8 Reasons Why Men Will Always Rule The Earth–The Most Sexist Article You Will Ever Read
In the July issue of The Atlantic Magazine some broad threw together an article called The End Of Men, which claims that the future landscape of our world is better suited for women. They have a point -- the article brings to light the fact that women now officially make up more of the work force for the first time in history. And that for every two men who get a college degree, three women will do the same. But despite the mounting evidence against male dominance, WGRD is prepared to tell that article to get back in the kitchen and make us a sandwich!
In fact, using science, WGRD was able to come up with several areas where men still rule!
Good luck closin' that big sale when your spewin your salad and spritzer all over your potential client's business attire. Men are naturally equipped to be better drinking machines. Women have less of a protective enzyme called alcohol dehydrogenase than men do. The enzyme helps break down alcohol in the stomach and process it throughout the body. This intolerance to alcohol is also a major player in how we get you to sleep with us.
Studies show that men are better at math. Men score better at mentally manipulating objects and at performing certain quantitative tasks that rely on visual representations. This is how we convince you to work for such tiny salaries. Men are also generally better at science, which is where make-up comes from.
Men feel less guilt than women do. Researchers at the University of the Basque Country state that the feeling of guilt is vastly more present in women than in men. Some would say our blackened souls make us far better suited for the business environment.
Scientists from Ruhr University in Bochum, Germany tested women against men over their road skills. The results show that men are significantly better than women across the board. In general women take about 20 seconds longer to park than men parking in the same spot. This careful attention to detail did not make them park any more accurately than their male counterparts. So ladies, take it down a smidgen...or we won't give you a ride to work.
A report in the British Journal Of Psychology found that because of our hunter gatherer past, the male brain has evolved differently than the female one. This directly comes into play regarding vision. Men are better at judging things from a longer distance away than women. This is why you need us when the zombies descend!
Gene-Jack Wang of Brookhaven National Laboratory used PET scans to look at brain activity in male and female volunteers to see the different chemical reactions. When in front of the smell or sight of food, the male brain had less activity than the female brain in the regions that affect self-control and food cravings. Ethics don't exist at an office where the boss can be easily bought with cupcakes!
Joyce Benenson led a group of research studies that confirmed that men often have more friends and keep them longer.
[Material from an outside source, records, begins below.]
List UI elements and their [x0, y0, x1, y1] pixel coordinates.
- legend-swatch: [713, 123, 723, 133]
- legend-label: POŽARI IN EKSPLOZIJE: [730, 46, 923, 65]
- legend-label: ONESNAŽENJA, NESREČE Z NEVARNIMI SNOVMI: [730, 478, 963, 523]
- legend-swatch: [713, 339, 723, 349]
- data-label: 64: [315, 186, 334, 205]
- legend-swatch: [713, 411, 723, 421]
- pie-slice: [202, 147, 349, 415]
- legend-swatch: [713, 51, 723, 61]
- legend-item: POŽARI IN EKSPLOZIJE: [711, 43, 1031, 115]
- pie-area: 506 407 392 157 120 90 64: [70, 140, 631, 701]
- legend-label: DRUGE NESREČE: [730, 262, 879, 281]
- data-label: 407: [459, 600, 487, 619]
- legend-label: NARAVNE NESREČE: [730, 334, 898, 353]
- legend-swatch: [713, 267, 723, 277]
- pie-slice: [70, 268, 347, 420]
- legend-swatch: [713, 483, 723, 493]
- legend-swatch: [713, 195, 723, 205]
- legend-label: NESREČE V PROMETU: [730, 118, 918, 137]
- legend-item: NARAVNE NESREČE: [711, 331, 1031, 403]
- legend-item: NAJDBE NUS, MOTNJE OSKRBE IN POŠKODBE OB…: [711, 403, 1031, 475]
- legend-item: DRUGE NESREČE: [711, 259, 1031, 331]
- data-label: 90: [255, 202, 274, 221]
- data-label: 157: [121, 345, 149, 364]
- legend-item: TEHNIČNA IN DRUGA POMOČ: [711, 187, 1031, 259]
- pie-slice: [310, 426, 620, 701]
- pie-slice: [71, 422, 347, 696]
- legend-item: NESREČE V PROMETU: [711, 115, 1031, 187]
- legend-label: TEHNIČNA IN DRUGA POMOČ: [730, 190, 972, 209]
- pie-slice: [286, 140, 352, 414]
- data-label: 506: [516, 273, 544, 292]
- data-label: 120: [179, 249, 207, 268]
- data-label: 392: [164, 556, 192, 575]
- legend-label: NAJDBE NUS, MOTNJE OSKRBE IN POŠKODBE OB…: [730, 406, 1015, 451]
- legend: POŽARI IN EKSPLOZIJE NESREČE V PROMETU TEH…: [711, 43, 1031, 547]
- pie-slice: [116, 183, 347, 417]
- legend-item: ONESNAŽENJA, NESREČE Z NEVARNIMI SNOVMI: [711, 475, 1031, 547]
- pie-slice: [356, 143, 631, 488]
Female college students were shown to have a much higher disliking for their roommates than male students. All the various reports showed that men are much more tolerant of their friend's failings than women. This bond iss why more strip clubs are home to business meetings than the craft-fair or whatever.
While women scored high amongst people in a survey about leadership in categories like honesty, compromise and integrity, people still don't think they can protect us from bad guys. A Pew Research study found that more people believe that men are much more suited for protecting the masses from crime and keeping up national defense Step aside gals, there ain't gonna be any sunflower fields to run through while giggling if they all get blown up by marauders!